Bonterra Energy Corp. Releases Pro Forma Data

CALGARY, ALBERTA--(Marketwire - Dec. 17, 2012) - In conjunction with today's conference call and webcast, Bonterra Energy Corp. (TSX:BNE) (Bonterra) is releasing key pro forma data with regard to the Definitive Agreement whereby Bonterra has agreed to acquire all of the issued and outstanding common shares of Spartan.

Pro Forma Capitalization: Pre-Consolidation Post-Consolidation
Fully Diluted Shares 19.9 million 30.6 million
Market Capitalization(1)   $1.3 billion
Enterprise Value(1)   $1.5 billion
Pro Forma Net Debt   $175 million
Monthly Dividend After Closing (Commencing March 2013) $0.28 per share
Pro Forma Tax Pools (2017 Tax Horizon) $570 million
Pro Forma Corporate Profile:  
Oil and Liquids Weighting 77%
Drilling Locations > 600 horizontal locations
2013 Outlook:  
Average Production 12,000 BOE per day
Operating Netbacks(2) $43.78 per BOE(3)
Forecast Cash Flow From Commodities $192 million
Capital Program $90 million
Dividend Payments ($0.28 per share effective March 31, 2013) $99 million
Beginning Net Debt $175 million
Ending Net Debt $170 million
2013 Ending Net Debt / Cash Flow Less than 1.0 x

(1) Based on the December 14, 2012 closing price of $42.75 per share.
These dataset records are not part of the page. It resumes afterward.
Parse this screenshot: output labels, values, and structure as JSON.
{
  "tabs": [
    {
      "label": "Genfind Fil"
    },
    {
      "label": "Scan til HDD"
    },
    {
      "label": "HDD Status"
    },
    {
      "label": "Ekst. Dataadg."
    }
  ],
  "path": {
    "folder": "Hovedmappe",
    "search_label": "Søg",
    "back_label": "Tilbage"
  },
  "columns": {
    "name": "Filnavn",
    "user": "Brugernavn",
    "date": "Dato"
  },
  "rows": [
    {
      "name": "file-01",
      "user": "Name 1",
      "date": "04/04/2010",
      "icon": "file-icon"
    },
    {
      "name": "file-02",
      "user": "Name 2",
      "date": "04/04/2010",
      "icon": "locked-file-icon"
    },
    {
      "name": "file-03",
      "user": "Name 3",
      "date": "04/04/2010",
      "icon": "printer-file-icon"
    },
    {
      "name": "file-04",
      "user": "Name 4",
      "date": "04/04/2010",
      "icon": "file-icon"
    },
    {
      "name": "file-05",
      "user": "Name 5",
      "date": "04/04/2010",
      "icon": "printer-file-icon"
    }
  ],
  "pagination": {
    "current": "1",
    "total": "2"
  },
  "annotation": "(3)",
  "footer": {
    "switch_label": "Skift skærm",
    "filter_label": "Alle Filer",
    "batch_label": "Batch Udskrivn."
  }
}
(2) Assumes Cdn $81.88 average realized oil price and $3.54 AECO for natural gas (includes $0.24 for positive quality adjustment), 10.2% royalty, $12.45 per BOE operating cost and $2.92 per BOE G&A and interest cost.

(3) For every $5.00 realized oil price change (no change to natural gas price), cash flow will change by approximately $15 million and the debt to cash flow ratio will change by approximately 0.15 (pro forma of 1 to 1 will change to 1.13 to 1 or 0.82 to 1).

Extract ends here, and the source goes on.